Joyce is still recovering from shoulder surgery last May, but he didn’t exactly profile as a pitcher in high school in Tennessee. He was just 5’4” and 120 pounds when he first tried out for the baseball team, but a growth spurt had him hitting 90 mph.
The pitcher actually missed a season right after that due to issues with his growth plates, but that didn’t stop his body from continuing the process. He wound up at 6’5”, which is part of how he got to the Volunteers, but Tommy John surgery set him back after that.
But Joyce threw a fastball at 105.5 mph at Tennessee, which is the hardest pitch ever recorded in the NCAA, and he also posted a 2.23 ERA to go with 53 strikeouts in 32-1/3 innings. That drew interest from a lot of teams, and it led to the Angels drafting him with the 89th pick in the third round of the 2022 draft.

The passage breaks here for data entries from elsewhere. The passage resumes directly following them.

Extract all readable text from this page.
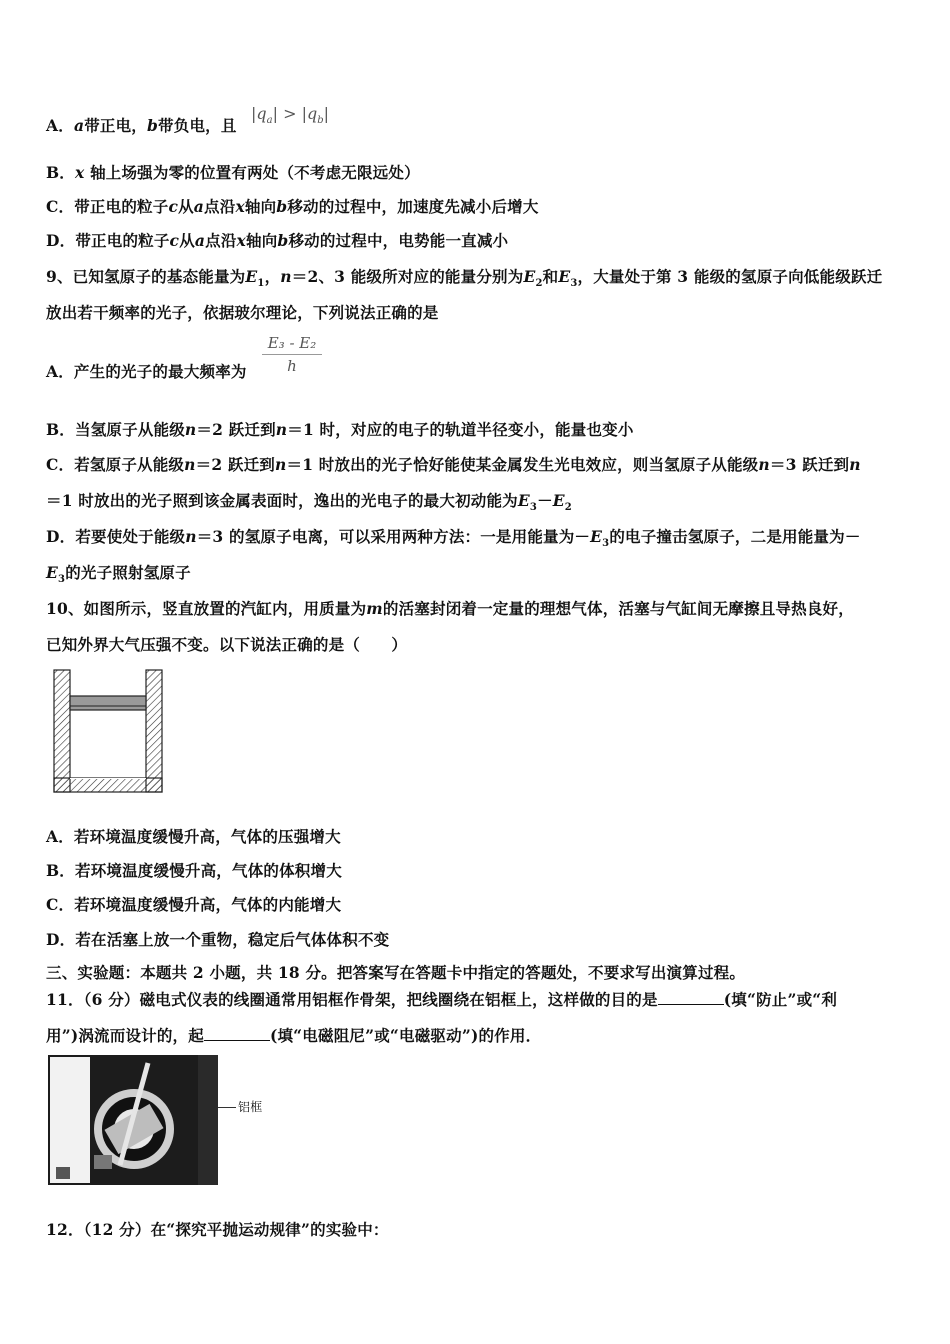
A．a带正电，b带负电，且
$|q_a| > |q_b|$
B．x 轴上场强为零的位置有两处（不考虑无限远处）
C．带正电的粒子c从a点沿x轴向b移动的过程中，加速度先减小后增大
D．带正电的粒子c从a点沿x轴向b移动的过程中，电势能一直减小
9、已知氢原子的基态能量为$E_1$，n＝2、3 能级所对应的能量分别为$E_2$和$E_3$，大量处于第 3 能级的氢原子向低能级跃迁
放出若干频率的光子，依据玻尔理论，下列说法正确的是
A．产生的光子的最大频率为
E₃ - E₂
h
B．当氢原子从能级n＝2 跃迁到n＝1 时，对应的电子的轨道半径变小，能量也变小
C．若氢原子从能级n＝2 跃迁到n＝1 时放出的光子恰好能使某金属发生光电效应，则当氢原子从能级n＝3 跃迁到n
＝1 时放出的光子照到该金属表面时，逸出的光电子的最大初动能为$E_3-E_2$
D．若要使处于能级n＝3 的氢原子电离，可以采用两种方法：一是用能量为$-E_3$的电子撞击氢原子，二是用能量为－
$E_3$的光子照射氢原子
10、如图所示，竖直放置的汽缸内，用质量为m的活塞封闭着一定量的理想气体，活塞与气缸间无摩擦且导热良好，
已知外界大气压强不变。以下说法正确的是（　　）
A．若环境温度缓慢升高，气体的压强增大
B．若环境温度缓慢升高，气体的体积增大
C．若环境温度缓慢升高，气体的内能增大
D．若在活塞上放一个重物，稳定后气体体积不变
三、实验题：本题共 2 小题，共 18 分。把答案写在答题卡中指定的答题处，不要求写出演算过程。
11．（6 分）磁电式仪表的线圈通常用铝框作骨架，把线圈绕在铝框上，这样做的目的是	(填“防止”或“利
用”)涡流而设计的，起	(填“电磁阻尼”或“电磁驱动”)的作用．
铝框
12．（12 分）在“探究平抛运动规律”的实验中：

The surgery has slowed his development to the point where Joyce is just throwing bullpens right now. He’s also just throwing two pitches, his fastball and changeups, so the steps are small. The idea is to increase the intensity, then add in other pitches if there are no setbacks.
Color new manager Kurt Suzuki impressed, however. He spent 15 years as a big-league catcher, but he never got the chance to catch Joyce, and he just got his first opportunity to watch a session at the start of spring training.
“I was back there for Joyce, and I was like, ‘Holy cow,’” Suzuki said. “I’ve never caught Ben. So being back there was incredible.”